Il paradosso, in questo caso, è evidente se si guarda alle modalità con cui la stessa creatura politica di Mario Monti si andò a costituire prima delle elezioni dello scorso febbraio. Modalità tutte “italiane” che, sulla base di una logica “elettorale” (e non “contenutistica”) della politica, portarono alla formazione di una coalizione comprendente rottami partitici come Udc e Fli, esponenti di vacui movimenti come Italia Futura di Montezemolo, ex Pdl (tra cui Stracquadanio, Pecorella, Cazzola, Frattini, Mauro), ex Pd (tra cui Ichino e Adinolfi), ex ministri del governo tecnico (come Balduzzi, Riccardi, Moavero), più svariati rappresentanti della cosiddetta società civile.

 

Un mix – rivelatosi ora esplosivo, ma non in termini elettorali – che appare ben poco in linea con i principi etici e morali oggi espressi dall’ex commissario europeo.
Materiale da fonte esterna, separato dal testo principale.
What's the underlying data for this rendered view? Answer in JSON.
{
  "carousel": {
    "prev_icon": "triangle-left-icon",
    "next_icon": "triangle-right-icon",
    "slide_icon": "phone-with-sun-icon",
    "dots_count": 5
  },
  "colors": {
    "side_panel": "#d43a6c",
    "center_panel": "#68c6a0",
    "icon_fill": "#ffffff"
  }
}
Il suggerimento rivolto a Letta, inoltre, sulla necessità di predisporre misure nette e decise, “che diano qualche insoddisfazione politica alla destra, alla sinistra e al centro”, si scontra proprio con l’esperienza che Monti ha conosciuto durante il suo governo.

 

Pur avendo avviato, infatti, un essenziale piano di risanamento dei conti pubblici, tramite soprattutto un aumento della pressione fiscale (le tre misure principali che si ricordano del governo tecnico sono quelle riguardanti la riforma delle pensioni, la reintroduzione della tassa sulla casa e l’aumento dell’Iva), lo stesso Monti che oggi invita il nuovo premier ad un maggior decisionismo non è riuscito in alcun modo a profilare quelle riforme di carattere strutturale che il sistema-Italia necessiterebbe (lavoro, fisco, sistema bancario, giustizia, burocrazia, ricerca…).

 

L’auto-elogio di Monti sul ruolo fondamentale che avrebbe avuto nel frenare l’ascesa di Berlusconi al Colle (“Senza di noi, il Pdl avrebbe la maggioranza alla Camera e al Senato, Berlusconi sarebbe diventato a sua scelta presidente della Repubblica o presidente del consiglio”) contribuisce a sottolineare ancor di più l’ingenuità dell’ex presidente del Consiglio, e le sue palesi difficoltà nel comprendere le ragioni reali alla base del proprio cammino politico: già Commissario europeo scelto dall'allora premier Berlusconi, nominato senatore a vita e posto – oltre che da gruppi finanziari – dal presidente Napolitano sul piatto d’argento della politica italiana, Monti si è (consapevolmente) fatto masticare dal sistema partitocratico, per poi farsi scartare da esso una volta privo di sapori.